Blood Falls is a famous iron-rich outflow of water that scientists suspected was connected to a water source that may have been trapped under an Antarctic glacier for more than a million years.
“The salts in the brine made this discovery possible by amplifying contrast with the fresh glacier ice,” Badgeley said. Blood Falls is famous for its sporadic releases of iron-rich salty water. The brine turns red when the iron contacts air.
University of Alaska Fairbanks glaciologist Erin Pettit, left, and graduate student Christina Carr collect radar data on Taylor Glacier.

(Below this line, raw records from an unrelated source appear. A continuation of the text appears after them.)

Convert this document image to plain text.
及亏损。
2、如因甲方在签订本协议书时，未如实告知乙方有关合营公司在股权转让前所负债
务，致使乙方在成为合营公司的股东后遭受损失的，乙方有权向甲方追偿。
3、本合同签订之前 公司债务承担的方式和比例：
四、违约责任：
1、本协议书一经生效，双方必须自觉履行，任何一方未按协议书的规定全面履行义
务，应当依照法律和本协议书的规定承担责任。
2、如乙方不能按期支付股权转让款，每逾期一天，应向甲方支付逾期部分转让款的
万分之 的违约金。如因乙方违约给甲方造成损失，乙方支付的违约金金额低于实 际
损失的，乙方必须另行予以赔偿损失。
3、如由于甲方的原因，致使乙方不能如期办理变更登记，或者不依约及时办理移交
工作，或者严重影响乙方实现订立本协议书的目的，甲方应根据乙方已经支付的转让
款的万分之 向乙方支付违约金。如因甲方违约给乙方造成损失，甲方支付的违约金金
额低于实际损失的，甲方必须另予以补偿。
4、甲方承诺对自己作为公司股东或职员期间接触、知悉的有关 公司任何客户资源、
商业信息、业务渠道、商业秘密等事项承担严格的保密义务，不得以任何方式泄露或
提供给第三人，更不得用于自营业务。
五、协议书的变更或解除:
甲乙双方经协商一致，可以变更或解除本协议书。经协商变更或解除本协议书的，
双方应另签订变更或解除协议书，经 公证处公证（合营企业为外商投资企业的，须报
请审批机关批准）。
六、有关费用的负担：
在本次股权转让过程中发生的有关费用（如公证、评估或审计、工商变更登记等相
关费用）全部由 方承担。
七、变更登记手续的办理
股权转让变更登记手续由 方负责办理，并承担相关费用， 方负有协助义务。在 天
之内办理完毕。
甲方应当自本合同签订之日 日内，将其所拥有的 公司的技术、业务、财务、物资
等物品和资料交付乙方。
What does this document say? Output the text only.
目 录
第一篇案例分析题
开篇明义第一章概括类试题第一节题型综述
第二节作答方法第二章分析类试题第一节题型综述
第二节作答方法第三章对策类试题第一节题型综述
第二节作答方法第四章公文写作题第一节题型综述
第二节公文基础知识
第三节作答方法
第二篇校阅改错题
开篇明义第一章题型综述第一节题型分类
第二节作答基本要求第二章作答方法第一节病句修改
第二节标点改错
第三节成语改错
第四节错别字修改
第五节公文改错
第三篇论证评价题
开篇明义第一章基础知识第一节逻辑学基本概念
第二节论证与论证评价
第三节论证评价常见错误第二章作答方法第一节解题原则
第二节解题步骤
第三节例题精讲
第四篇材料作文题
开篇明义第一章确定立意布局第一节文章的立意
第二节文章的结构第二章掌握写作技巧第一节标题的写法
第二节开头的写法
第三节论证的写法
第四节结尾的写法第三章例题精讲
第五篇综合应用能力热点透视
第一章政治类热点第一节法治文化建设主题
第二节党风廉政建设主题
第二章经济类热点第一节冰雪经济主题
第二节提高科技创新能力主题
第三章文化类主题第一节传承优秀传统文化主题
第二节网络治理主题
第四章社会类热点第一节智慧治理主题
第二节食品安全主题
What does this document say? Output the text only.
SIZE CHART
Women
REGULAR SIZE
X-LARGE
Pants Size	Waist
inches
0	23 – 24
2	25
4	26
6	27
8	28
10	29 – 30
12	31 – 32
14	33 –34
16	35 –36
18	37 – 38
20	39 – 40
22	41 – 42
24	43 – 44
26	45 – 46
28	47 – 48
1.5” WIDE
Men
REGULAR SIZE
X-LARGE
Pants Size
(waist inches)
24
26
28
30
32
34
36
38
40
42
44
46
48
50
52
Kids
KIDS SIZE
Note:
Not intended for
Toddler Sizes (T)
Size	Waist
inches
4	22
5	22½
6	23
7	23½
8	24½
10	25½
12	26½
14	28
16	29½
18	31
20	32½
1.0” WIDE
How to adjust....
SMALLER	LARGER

“We moved the antennae around the glacier in grid-like patterns so that we could ‘see’ what was underneath us inside the ice, kind of like a bat uses echolocation to ‘see’ things around it,” said co-author Christina Carr, a doctoral student at UAF. Pettit said the researchers made another significant discovery – that liquid water can persist inside an extremely cold glacier. Scientists previously thought this was nearly impossible, but Pettit said the freezing process explains how water can flow in a cold glacier.
Christina Carr, left, and Jessica Badgeley collect radar data to map the pathway of salty water that connects Blood Falls to the source of water underneath the glacier.
Pettit said she enlisted Badgeley as an undergraduate student to help with the overall mission of understanding the hydrological plumbing of cold-based glaciers. “Jessica’s work is a perfect example of the high level of work undergraduate students can do when you give them a challenge and set the expectations high,” she said. The National Science Foundation sponsored the research.